Confirm whether the ClusterRole and ClusterRoleBinding exist:

kubectl get clusterrole <controller-clusterrole-name>
kubectl get clusterrolebinding <controller-clusterrolebinding-name>

If either resource is missing, reapply the RBAC manifests from your original deployment package (delivered via Ansible for infrastructure components).
If the resources exist but the error persists, describe them to check their rules:
```
kubectl describe clusterrole <controller-clusterrole-name>
```
Add any missing rules to the ClusterRole, then restart the controller:
```
kubectl rollout restart deployment/<controller> -n <namespace>
```

Issue 4: Health probe failures cause repeated pod restarts

Symptom: Kubernetes events for the controller pod show Liveness probe failed or Readiness probe failed. The pod is restarted by kubelet even when no application crash is obvious in logs.

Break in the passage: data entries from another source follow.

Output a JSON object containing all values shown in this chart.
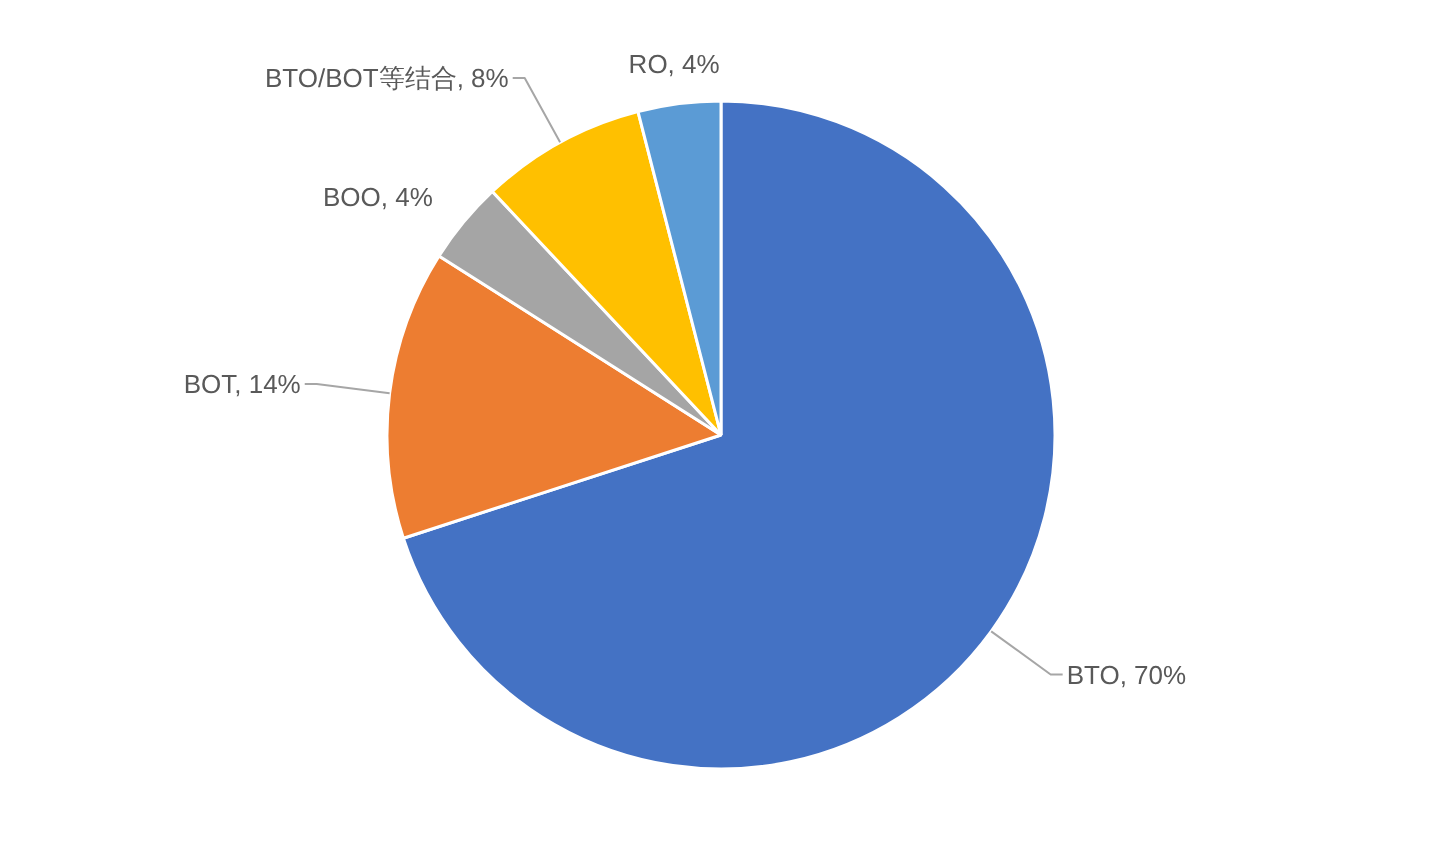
{
  "chart_data": {
    "type": "pie",
    "categories": [
      "BTO",
      "BOT",
      "BOO",
      "BTO/BOT等结合",
      "RO"
    ],
    "values": [
      70,
      14,
      4,
      8,
      4
    ],
    "colors": [
      "#4472c4",
      "#ed7d31",
      "#a5a5a5",
      "#ffc000",
      "#5b9bd5"
    ],
    "value_labels": [
      "70%",
      "14%",
      "4%",
      "8%",
      "4%"
    ]
  }
}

Likely cause: The controller's /healthz endpoint on port 8080 is not responding within the probe timeout. This can be caused by the controller process hanging on a blocking operation (for example, a stalled API call to a remote cluster), resource exhaustion, or a deadlock.

Fix:

While the pod is running, manually test the health endpoint:

kubectl port-forward deployment/<controller> 8080:8080 -n <namespace>

Then in a second terminal:

curl -v http://localhost:8080/healthz

If the endpoint returns non-200 or the connection is refused, check current controller logs for blocking operations or error loops:
```
kubectl logs -f deployment/<controller> -n <namespace>
```
If the controller is stuck waiting on a remote cluster (for example, a cluster that is unreachable), verify connectivity to the target cluster using the kubeconfig secret.

Restart the controller to clear a transient hang:

kubectl rollout restart deployment/<controller> -n <namespace>

If the problem recurs, check whether the probe timeout and failure threshold values in the controller deployment spec are appropriate for your environment's API server latency.